When using furniture inside your kids’ bedroom, you can consider mixing different types and sizes, as doing so will lend a sense of identity and ownership to the space.
Use Efficient Lighting
Your kids bedroom should have efficient light sources, especially if it doubles as a study and play area for them. At the most, you should incorporate both ambient and task lighting to allow for better illumination and functionality. Ambient lighting will serve as the general illumination that will fill the entire room with sufficient amount of light. You can opt for a fixture that you can hang at the center of the ceiling. On the other hand, the task lighting can be used to brighten up a specific area. Good examples of which include small lamps that you can place on their bedsides for nighttime reading.
Cover the Floor
You can also make the floor a major design element inside your kids’ bedroom by covering it. For instance, you can place a broadloom near their beds, allowing them to crawl on the floor when they play. You can also opt to divide the floor into wet and dry sides to accommodate different activities. You can consider using linoleum or vinyl tiles that come in sheets for the wet side, where your kids can paint. Then for the dry side, you can add a rug, which will allow your kids to do puzzles and other games.

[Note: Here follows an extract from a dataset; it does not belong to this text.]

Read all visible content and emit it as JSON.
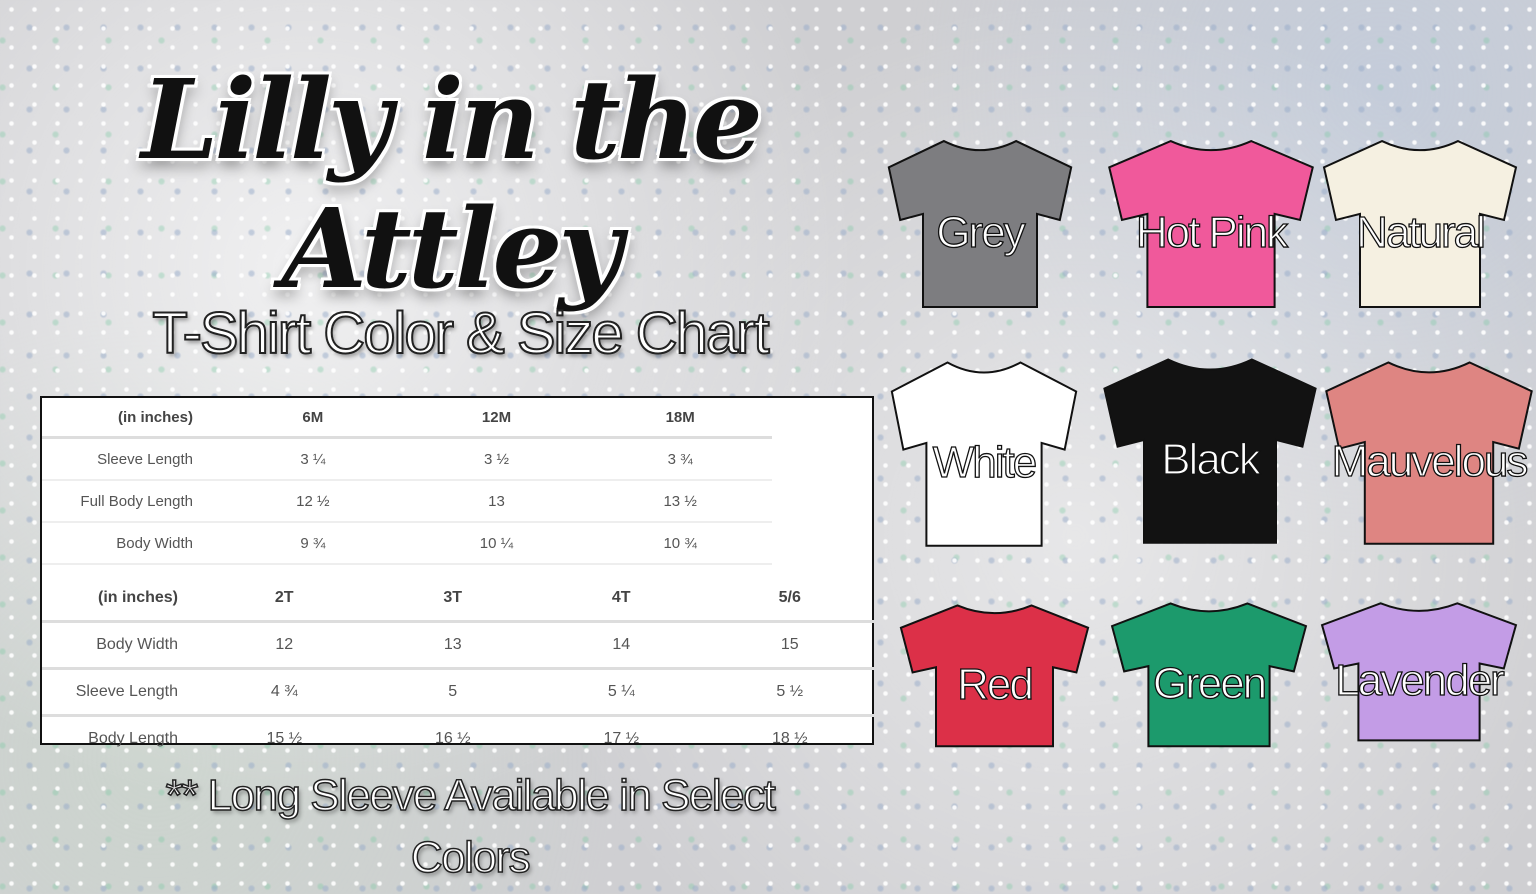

If the windows of your kids’ bedroom are not utilised, see if they can accommodate a window seat. This is a great way to make use of every space available inside the room to offer your child a pleasant nook to read and play. You can have the window seat custom built or you can use a big flat trunk and top it off with pillows.
Accessorise Using Your Kids’ Stuff
Your can use your kids’ toys as decorative elements in their bedroom since they are colorful and they come in different sizes. Simply choose pieces that go well with the design scheme of the bedroom and arrange them properly in one of the storage spaces.